I discussed the Afghan issue with the council leader, Richard Clewer, on Friday. The Government is trying to bring some more coherence to the schemes, and the council has done - in my view - a great job liaising with the MOD, with the Afghans themselves and with the local community to ensure everyone understands each other. As I wrote after visiting Larkhill in October (see here), the fact is the pressure of these families is significant, both in terms of the resources they consume and the cultural challenge they represent to local people. The UK has an obligation to help them, but it is not right that Wiltshire takes so much of the burden.
The Plough in Durrington is a success story of community power, enabled by David Cameron’s Localism Act which gave local neighbourhoods the chance to save local social assets like pubs from redevelopment. It’s now owned by local people, and was packed on Friday night. Everyone I spoke to was deeply opposed to the Labour government. Unfortunately they all seemed opposed to the Tories too, and keen on Reform UK - even though we agreed on almost everything. My party has its work cut out. Our failure to unite voters on the Right of politics will deliver another Labour government.
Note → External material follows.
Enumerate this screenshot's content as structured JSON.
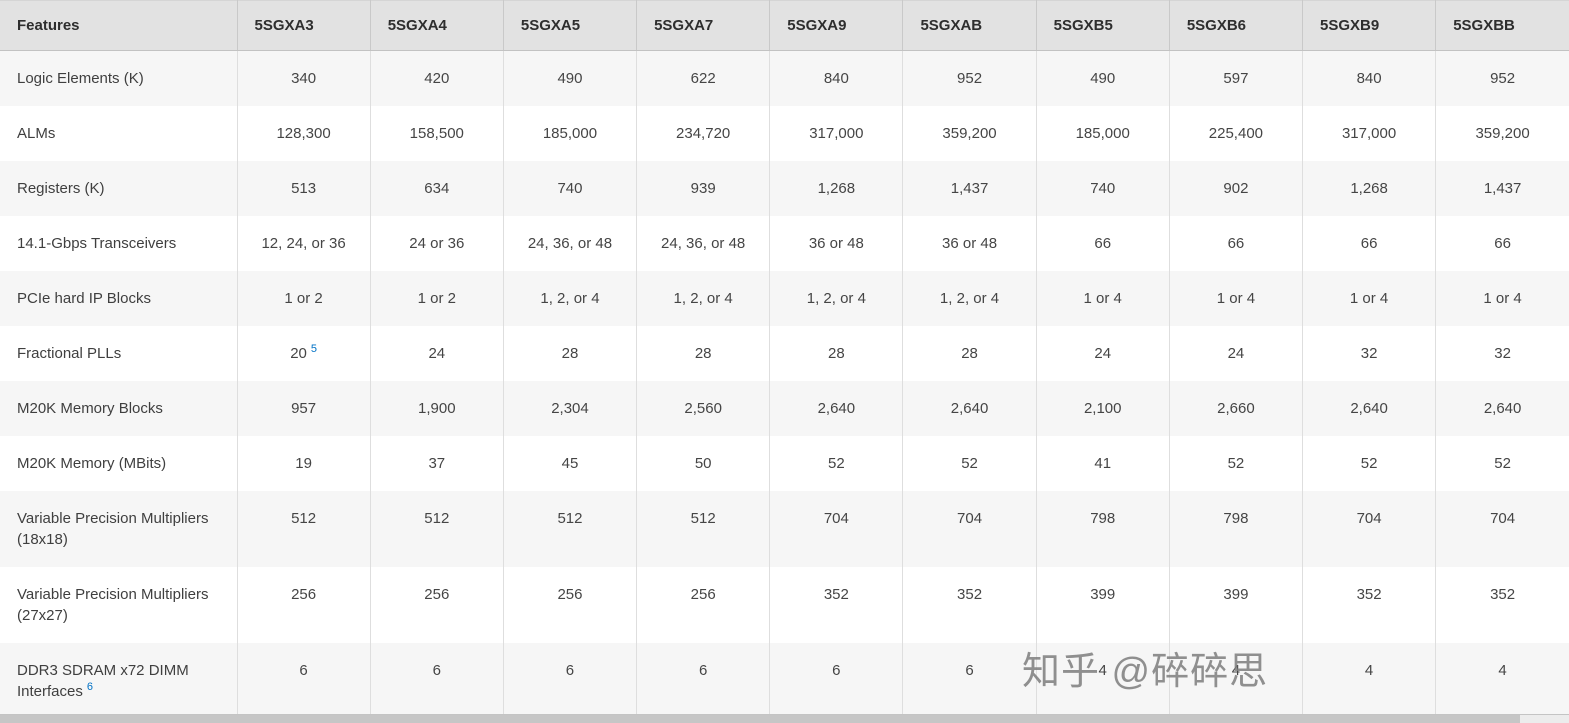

Speaking of Starmer, inspired by an article in the Telegraph about the egregious decision to give away - sorry, no, to pay Mauritius to take away - the Chagos Islands, I was moved to philosophise briefly on twitter about where real sovereignty lies (see here). For Starmer it lies in ‘international human rights law’, which essentially means it lies with international human rights lawyers like himself. To me, and I’m sure everyone in the Plough in Durrington, it rests in the nation state, represented by the King in Parliament. This is surely common ground where Tory and Reform voters can unite.